By Sgt. Beth Lake, Third Army/U.S. Army Central Public AffairsJanuary 25, 2010
During a time when turning on the television brings images of a country so torn apart by a recent earthquake that the true devastation is still unknown, the Soldiers of Third Army/U.S. Army Central are doing their part in hopes of bringing aid.
These Soldiers have stepped forward, placing people first, organizing a drive to collect goods as well as looking through their excess inventory to send help.
Sgt. 1st Class Samuel Carr, Third Army Supply noncommissioned officer in charge, gathered Soldiers from throughout the command together after hearing that the Defense Reutilization Marketing Offices at Ft. Gillem, Ga., could send any excess equipment to Haiti.

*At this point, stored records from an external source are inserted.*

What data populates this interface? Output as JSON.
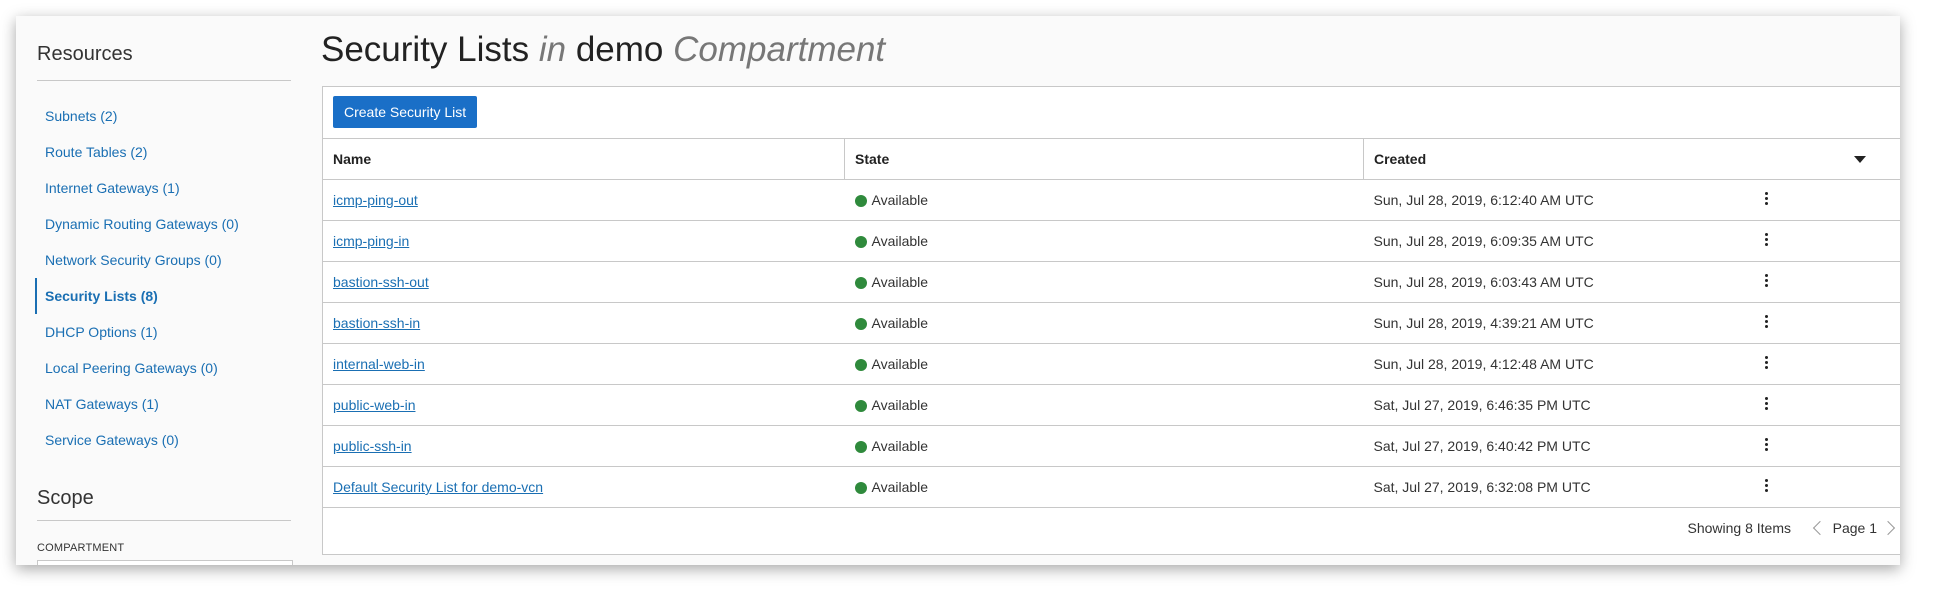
{
  "sidebar": {
    "resources_heading": "Resources",
    "items": [
      {
        "label": "Subnets (2)"
      },
      {
        "label": "Route Tables (2)"
      },
      {
        "label": "Internet Gateways (1)"
      },
      {
        "label": "Dynamic Routing Gateways (0)"
      },
      {
        "label": "Network Security Groups (0)"
      },
      {
        "label": "Security Lists (8)",
        "active": true
      },
      {
        "label": "DHCP Options (1)"
      },
      {
        "label": "Local Peering Gateways (0)"
      },
      {
        "label": "NAT Gateways (1)"
      },
      {
        "label": "Service Gateways (0)"
      }
    ],
    "scope_heading": "Scope",
    "compartment_label": "COMPARTMENT"
  },
  "main": {
    "title_main": "Security Lists",
    "title_in": "in",
    "title_compartment_name": "demo",
    "title_compartment_word": "Compartment"
  },
  "toolbar": {
    "create_label": "Create Security List"
  },
  "table": {
    "headers": {
      "name": "Name",
      "state": "State",
      "created": "Created"
    },
    "rows": [
      {
        "name": "icmp-ping-out",
        "state": "Available",
        "created": "Sun, Jul 28, 2019, 6:12:40 AM UTC"
      },
      {
        "name": "icmp-ping-in",
        "state": "Available",
        "created": "Sun, Jul 28, 2019, 6:09:35 AM UTC"
      },
      {
        "name": "bastion-ssh-out",
        "state": "Available",
        "created": "Sun, Jul 28, 2019, 6:03:43 AM UTC"
      },
      {
        "name": "bastion-ssh-in",
        "state": "Available",
        "created": "Sun, Jul 28, 2019, 4:39:21 AM UTC"
      },
      {
        "name": "internal-web-in",
        "state": "Available",
        "created": "Sun, Jul 28, 2019, 4:12:48 AM UTC"
      },
      {
        "name": "public-web-in",
        "state": "Available",
        "created": "Sat, Jul 27, 2019, 6:46:35 PM UTC"
      },
      {
        "name": "public-ssh-in",
        "state": "Available",
        "created": "Sat, Jul 27, 2019, 6:40:42 PM UTC"
      },
      {
        "name": "Default Security List for demo-vcn",
        "state": "Available",
        "created": "Sat, Jul 27, 2019, 6:32:08 PM UTC"
      }
    ]
  },
  "footer": {
    "showing": "Showing 8 Items",
    "page": "Page 1"
  },
  "colors": {
    "accent": "#1a6fc7",
    "link": "#1a6fb3",
    "available": "#2f8a3c"
  }
}
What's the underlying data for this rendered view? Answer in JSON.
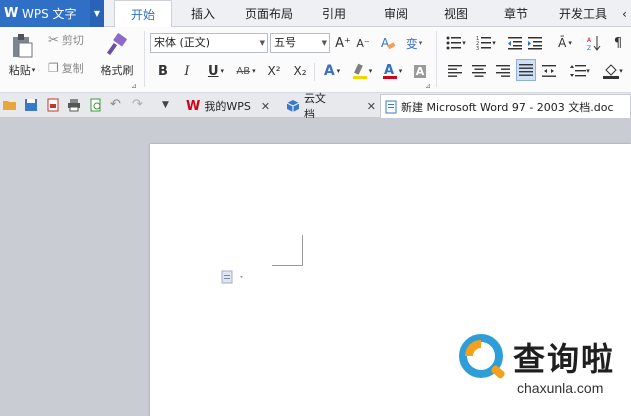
{
  "app": {
    "name": "WPS 文字",
    "logo": "W"
  },
  "menu": {
    "tabs": [
      {
        "label": "开始",
        "active": true
      },
      {
        "label": "插入"
      },
      {
        "label": "页面布局"
      },
      {
        "label": "引用"
      },
      {
        "label": "审阅"
      },
      {
        "label": "视图"
      },
      {
        "label": "章节"
      },
      {
        "label": "开发工具"
      }
    ]
  },
  "ribbon": {
    "paste_label": "粘贴",
    "cut_label": "剪切",
    "copy_label": "复制",
    "format_painter_label": "格式刷",
    "font_name": "宋体 (正文)",
    "font_size": "五号",
    "bold": "B",
    "italic": "I",
    "underline": "U",
    "strike": "AB",
    "superscript": "X²",
    "subscript": "X₂",
    "grow_font": "A⁺",
    "shrink_font": "A⁻",
    "phonetic": "变",
    "font_color_letter": "A",
    "char_shade": "A",
    "accent_color": "#2f6fc6",
    "highlight_color": "#f2d600",
    "font_color": "#d0021b"
  },
  "quickbar": {
    "tabs": [
      {
        "label": "我的WPS",
        "icon": "wps-logo-icon"
      },
      {
        "label": "云文档",
        "icon": "cube-icon"
      },
      {
        "label": "新建 Microsoft Word 97 - 2003 文档.doc",
        "icon": "doc-icon",
        "active": true
      }
    ]
  },
  "watermark": {
    "title": "查询啦",
    "url": "chaxunla.com"
  }
}
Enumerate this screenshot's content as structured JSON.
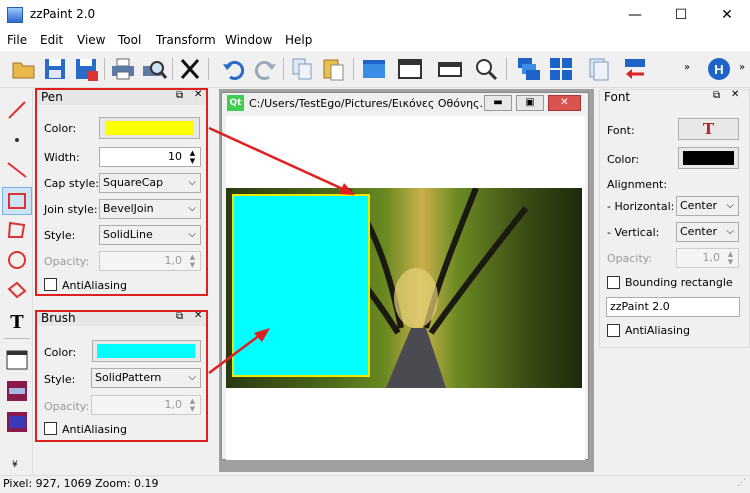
{
  "window": {
    "title": "zzPaint 2.0",
    "minimize": "—",
    "maximize": "☐",
    "close": "✕"
  },
  "menu": [
    "File",
    "Edit",
    "View",
    "Tool",
    "Transform",
    "Window",
    "Help"
  ],
  "pen": {
    "title": "Pen",
    "color_label": "Color:",
    "color": "#ffff00",
    "width_label": "Width:",
    "width": "10",
    "cap_label": "Cap style:",
    "cap": "SquareCap",
    "join_label": "Join style:",
    "join": "BevelJoin",
    "style_label": "Style:",
    "style": "SolidLine",
    "opacity_label": "Opacity:",
    "opacity": "1,0",
    "aa_label": "AntiAliasing"
  },
  "brush": {
    "title": "Brush",
    "color_label": "Color:",
    "color": "#00ffff",
    "style_label": "Style:",
    "style": "SolidPattern",
    "opacity_label": "Opacity:",
    "opacity": "1,0",
    "aa_label": "AntiAliasing"
  },
  "subwindow": {
    "title": "C:/Users/TestEgo/Pictures/Εικόνες Οθόνης...",
    "qt_badge": "Qt"
  },
  "font": {
    "title": "Font",
    "font_label": "Font:",
    "color_label": "Color:",
    "color": "#000000",
    "alignment_label": "Alignment:",
    "horizontal_label": "- Horizontal:",
    "horizontal": "Center",
    "vertical_label": "- Vertical:",
    "vertical": "Center",
    "opacity_label": "Opacity:",
    "opacity": "1,0",
    "bounding_label": "Bounding rectangle",
    "text_value": "zzPaint 2.0",
    "aa_label": "AntiAliasing"
  },
  "status": {
    "text": "Pixel: 927, 1069  Zoom: 0.19"
  },
  "colors": {
    "annotation_red": "#e02020",
    "accent_blue": "#1e64c8"
  },
  "icons": [
    "open-icon",
    "save-icon",
    "save-as-icon",
    "print-icon",
    "print-preview-icon",
    "cut-icon",
    "undo-icon",
    "redo-icon",
    "copy-icon",
    "paste-icon",
    "window-icon",
    "window-menu-icon",
    "window-small-icon",
    "zoom-icon",
    "cascade-icon",
    "tile-icon",
    "pages-icon",
    "exit-icon",
    "help-icon"
  ]
}
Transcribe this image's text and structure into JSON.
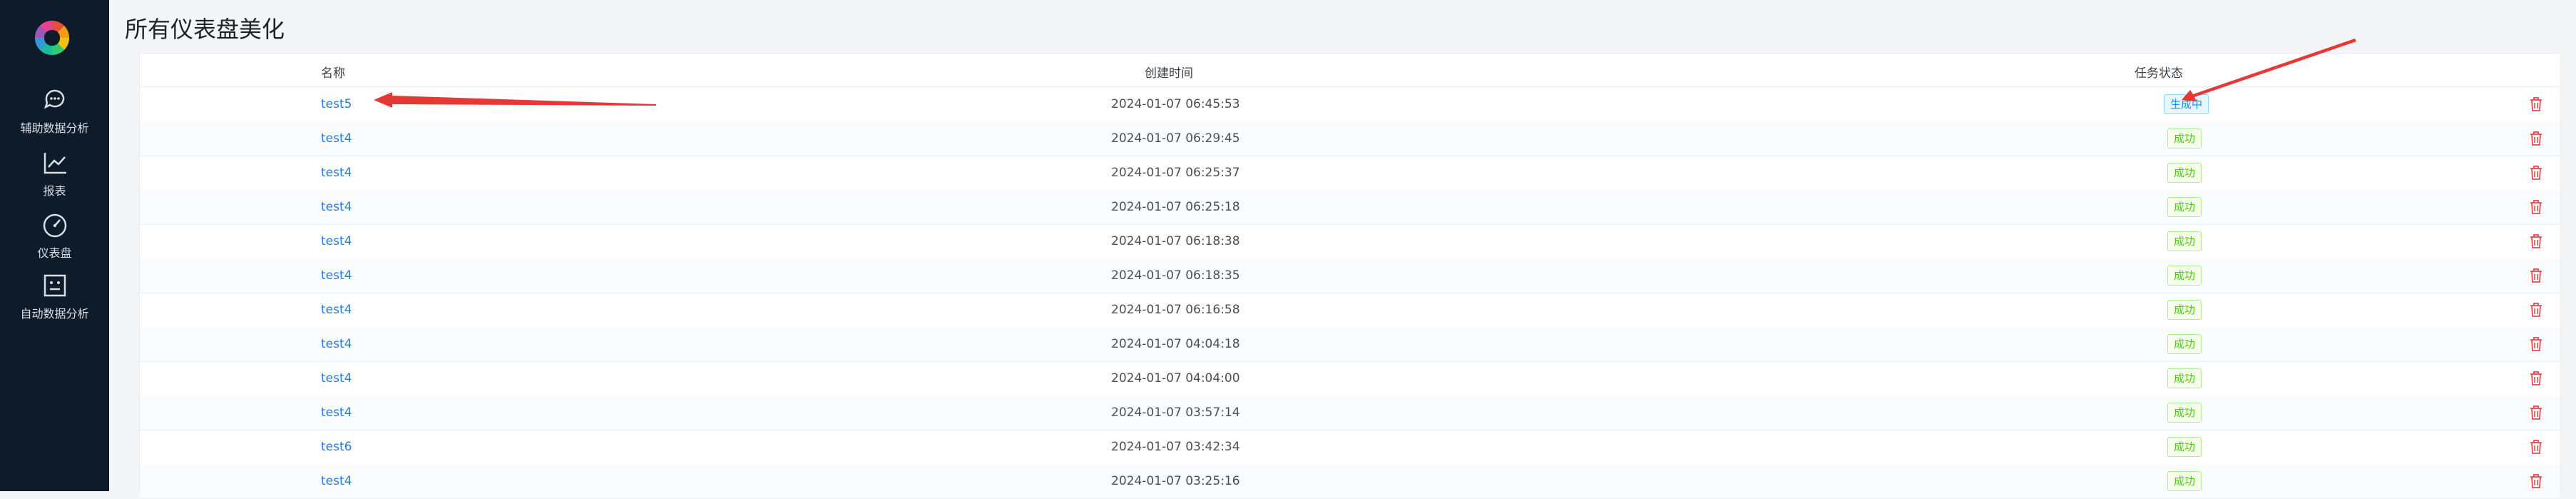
{
  "sidebar": {
    "items": [
      {
        "label": "辅助数据分析",
        "icon": "chat-bubble-icon"
      },
      {
        "label": "报表",
        "icon": "line-chart-icon"
      },
      {
        "label": "仪表盘",
        "icon": "dashboard-gauge-icon"
      },
      {
        "label": "自动数据分析",
        "icon": "robot-face-icon"
      }
    ]
  },
  "page": {
    "title": "所有仪表盘美化"
  },
  "table": {
    "headers": {
      "name": "名称",
      "created": "创建时间",
      "status": "任务状态"
    },
    "rows": [
      {
        "name": "test5",
        "created": "2024-01-07 06:45:53",
        "status": "生成中"
      },
      {
        "name": "test4",
        "created": "2024-01-07 06:29:45",
        "status": "成功"
      },
      {
        "name": "test4",
        "created": "2024-01-07 06:25:37",
        "status": "成功"
      },
      {
        "name": "test4",
        "created": "2024-01-07 06:25:18",
        "status": "成功"
      },
      {
        "name": "test4",
        "created": "2024-01-07 06:18:38",
        "status": "成功"
      },
      {
        "name": "test4",
        "created": "2024-01-07 06:18:35",
        "status": "成功"
      },
      {
        "name": "test4",
        "created": "2024-01-07 06:16:58",
        "status": "成功"
      },
      {
        "name": "test4",
        "created": "2024-01-07 04:04:18",
        "status": "成功"
      },
      {
        "name": "test4",
        "created": "2024-01-07 04:04:00",
        "status": "成功"
      },
      {
        "name": "test4",
        "created": "2024-01-07 03:57:14",
        "status": "成功"
      },
      {
        "name": "test6",
        "created": "2024-01-07 03:42:34",
        "status": "成功"
      },
      {
        "name": "test4",
        "created": "2024-01-07 03:25:16",
        "status": "成功"
      }
    ]
  },
  "colors": {
    "sidebar_bg": "#0e1b2a",
    "link": "#2b7cd3",
    "success": "#52c41a",
    "processing": "#1890ff",
    "delete": "#e5484d",
    "annotation_arrow": "#e53935"
  }
}
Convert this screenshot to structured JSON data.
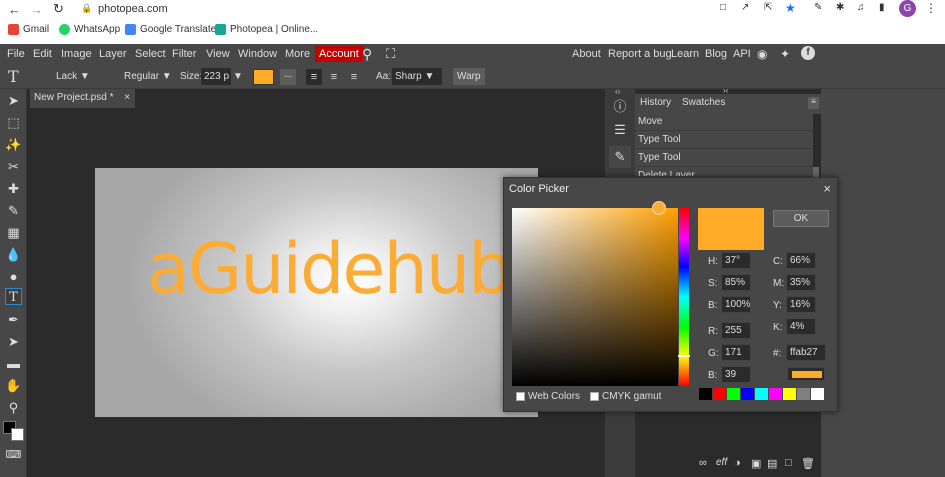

"We had some excess cots in our connexes," Carr said. "We also had some light sets. Both of these are being packed up and turned into DRMO to be sent for disaster relief."
In response to Carr's call for help, Spc. Nicholas Stoecklein, Third Army G-3 maintenance specialist, has spent the past week unloading cots and preparing them for shipment.
"I have been out here driving a forklift and working with the other NCOs to unload this equipment and get it ready." Stoecklein said. "We are all really upbeat about this. Morale is really high and we feel good to be helping."
Sgt. Anesa Martinez, Third Army knowledge management noncommissioned officer, volunteered to load supplies.
"It feels really good that we get to do something," Martinez said. "We are building a bond with another nation. It shows we don't just care about ourselves, but we will take care of others no matter where you live."
Over at Third Army Headquarters at Ft. McPherson, Ga., Staff Sgt. Jerry Pierre, Secretary of the General Staff operations nco and native of Haiti, has organized a drive to collect supplies to send to his home country.
"This is something I've always wanted to do from the time my people were loading small boats to enter the United States just to better their lively hood," Pierre said. "Through the relief efforts, we have the opportunity to better a country and the people in it with something as small as clean sheets and clean water."
Pierre still has family in Haiti to include his 84 year-old Grandmother, older brothers, aunts, and a couple of cousins that he has not heard from yet. Though the earthquake has had a devastating impact on the country, he is confident they will rise above this tragedy.
"The people of Haiti have been though some extreme obstacles and yet in my opinion we are like a diamond in the rubble," Pierre said. "Just as victims arise 11 days after this tragedy from deep debris singing and praying, we as a country are going to rise and shine just as bright as the rest of the world."
As a Soldier, Pierre explains the relief efforts will have a tremendous impact on people's daily lives.
"From a Soldier's stand point it shows the greatness of generosity and how we can better a country that had nothing." Pierre said. "Thanks to our efforts a family can enjoy a meal together in the comfort of their own home."